Autor: Winfried Didzoleit

WELTHANDEL

"Logik des Wirtschaftskriegs"

Der Zollstreit zwischen den USA und der Europäischen Union eskaliert. Die einen wollen ihre angeschlagene Stahlindustrie schützen, die anderen kein Hormonfleisch und gentechnisch verändertes Getreide aus Übersee einführen.

Erst war er ein paar Tage in Peking. Dann folgte ein Marathonlauf in New York. Einen Tag später focht er mit leichtem Muskelkater in Washington mit wichtigen Parlamentariern, um der Weltmacht USA entschlossen die Beseitigung unfairer Steuersubventionen abzutrotzen - so gefällt dem Franzosen Pascal Lamy, 56, sein Job am besten. "Ende des Jahres wollen wir einen Gesetzentwurf auf dem Schreibtisch des Präsidenten sehen", beschied der Brüsseler Handelskommissar.

Der Ton wird rauer auf beiden Seiten des Atlantiks. Nach den politischen Grabenkämpfen um den Irak-Krieg brechen nun lange schwelende Handelskonflikte mit selten erlebter Wucht offen auf.

Die Europäer werfen den Amerikanern vor, mit unverschämten Schutzzöllen ihre Stahlindustrie zu päppeln, die nur noch wenig auszeichnet: Sie ist marode und wird inzwischen von drei Gruppen beherrscht, darunter dem New Yorker Investor Wilbur Ross sowie Thomas Usher, Vorstandschef von US Steel. Die beiden kauften in den vergangenen Jahren alles auf, was an pleitebedrohten Stahlunternehmen zu kriegen war.

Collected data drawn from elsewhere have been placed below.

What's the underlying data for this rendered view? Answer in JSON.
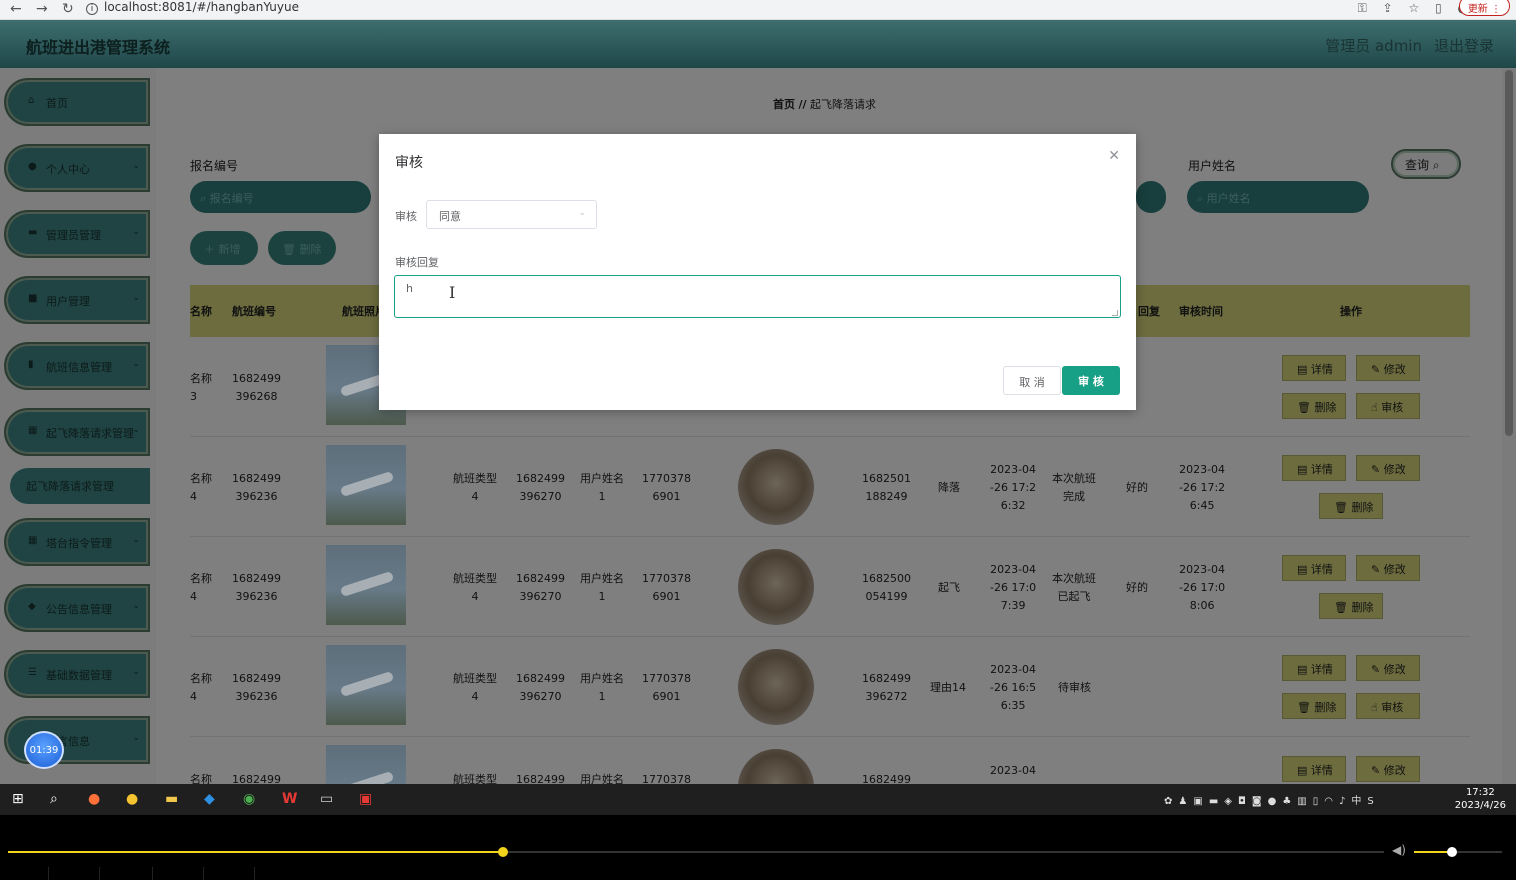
{
  "browser": {
    "url": "localhost:8081/#/hangbanYuyue",
    "update_label": "更新"
  },
  "header": {
    "title": "航班进出港管理系统",
    "admin": "管理员 admin",
    "logout": "退出登录"
  },
  "sidebar": {
    "items": [
      {
        "label": "首页",
        "icon": "home-icon"
      },
      {
        "label": "个人中心",
        "icon": "user-icon"
      },
      {
        "label": "管理员管理",
        "icon": "admin-icon"
      },
      {
        "label": "用户管理",
        "icon": "users-icon"
      },
      {
        "label": "航班信息管理",
        "icon": "clipboard-icon"
      },
      {
        "label": "起飞降落请求管理",
        "icon": "grid-icon"
      },
      {
        "label": "塔台指令管理",
        "icon": "grid-icon"
      },
      {
        "label": "公告信息管理",
        "icon": "pin-icon"
      },
      {
        "label": "基础数据管理",
        "icon": "list-icon"
      },
      {
        "label": "留言信息",
        "icon": "chat-icon"
      }
    ],
    "active_sub": "起飞降落请求管理"
  },
  "breadcrumb": {
    "home": "首页",
    "sep": "//",
    "current": "起飞降落请求"
  },
  "search": {
    "label1": "报名编号",
    "placeholder1": "报名编号",
    "label2": "用户姓名",
    "placeholder2": "用户姓名",
    "query": "查询"
  },
  "actions": {
    "add": "新增",
    "delete": "删除"
  },
  "table": {
    "headers": [
      "名称",
      "航班编号",
      "航班照片",
      "回复",
      "审核时间",
      "操作"
    ],
    "rows": [
      {
        "name": "名称\n3",
        "flight_no": "1682499\n396268",
        "type": "",
        "code": "",
        "user": "",
        "phone": "",
        "req_no": "",
        "kind": "",
        "time": "",
        "status": "",
        "reply": "",
        "audit_time": "",
        "buttons": [
          "详情",
          "修改",
          "删除",
          "审核"
        ]
      },
      {
        "name": "名称\n4",
        "flight_no": "1682499\n396236",
        "type": "航班类型\n4",
        "code": "1682499\n396270",
        "user": "用户姓名\n1",
        "phone": "1770378\n6901",
        "req_no": "1682501\n188249",
        "kind": "降落",
        "time": "2023-04\n-26 17:2\n6:32",
        "status": "本次航班\n完成",
        "reply": "好的",
        "audit_time": "2023-04\n-26 17:2\n6:45",
        "buttons": [
          "详情",
          "修改",
          "删除"
        ]
      },
      {
        "name": "名称\n4",
        "flight_no": "1682499\n396236",
        "type": "航班类型\n4",
        "code": "1682499\n396270",
        "user": "用户姓名\n1",
        "phone": "1770378\n6901",
        "req_no": "1682500\n054199",
        "kind": "起飞",
        "time": "2023-04\n-26 17:0\n7:39",
        "status": "本次航班\n已起飞",
        "reply": "好的",
        "audit_time": "2023-04\n-26 17:0\n8:06",
        "buttons": [
          "详情",
          "修改",
          "删除"
        ]
      },
      {
        "name": "名称\n4",
        "flight_no": "1682499\n396236",
        "type": "航班类型\n4",
        "code": "1682499\n396270",
        "user": "用户姓名\n1",
        "phone": "1770378\n6901",
        "req_no": "1682499\n396272",
        "kind": "理由14",
        "time": "2023-04\n-26 16:5\n6:35",
        "status": "待审核",
        "reply": "",
        "audit_time": "",
        "buttons": [
          "详情",
          "修改",
          "删除",
          "审核"
        ]
      },
      {
        "name": "名称",
        "flight_no": "1682499",
        "type": "航班类型",
        "code": "1682499",
        "user": "用户姓名",
        "phone": "1770378",
        "req_no": "1682499",
        "kind": "",
        "time": "2023-04",
        "status": "",
        "reply": "",
        "audit_time": "",
        "buttons": [
          "详情",
          "修改"
        ]
      }
    ]
  },
  "modal": {
    "title": "审核",
    "audit_label": "审核",
    "audit_value": "同意",
    "reply_label": "审核回复",
    "reply_value": "h",
    "cancel": "取 消",
    "confirm": "审 核"
  },
  "timer": "01:39",
  "taskbar": {
    "time": "17:32",
    "date": "2023/4/26",
    "ime": "中"
  },
  "player": {
    "progress": 0.36,
    "volume": 0.43
  },
  "colors": {
    "accent": "#17a085",
    "sidebar": "#1f4443",
    "header_bg": "#6c6c3f"
  }
}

Die Amerikaner klagen im Gegenzug ihre EU-Konkurrenten an, dass sie keine mit Wachstumshormonen gemästeten US-Rinder oder genetisch verändertes Getreide über ihre Grenzen lassen wollen. Die Liste der anvisierten Branchen und Unternehmen ist lang: Airbus etwa steht unter dem Verdacht, mit nicht zulässigen Subventionen protegiert zu werden. John Kerry, demokratischer Bewerber um das US-Präsidentenamt, sagt über die Europäer: "Diese Burschen wenden unfaire Praktiken an, wir müssen zurückschlagen."

Besonders zimperlich in diesen Wortgefechten sind auch die Europäer nicht. Die französische Verteidigungsministerin Michèle Alliot-Marie beispielsweise sagt: "Amerikanische Industriekapitäne verfolgen eine Logik des Wirtschaftskriegs."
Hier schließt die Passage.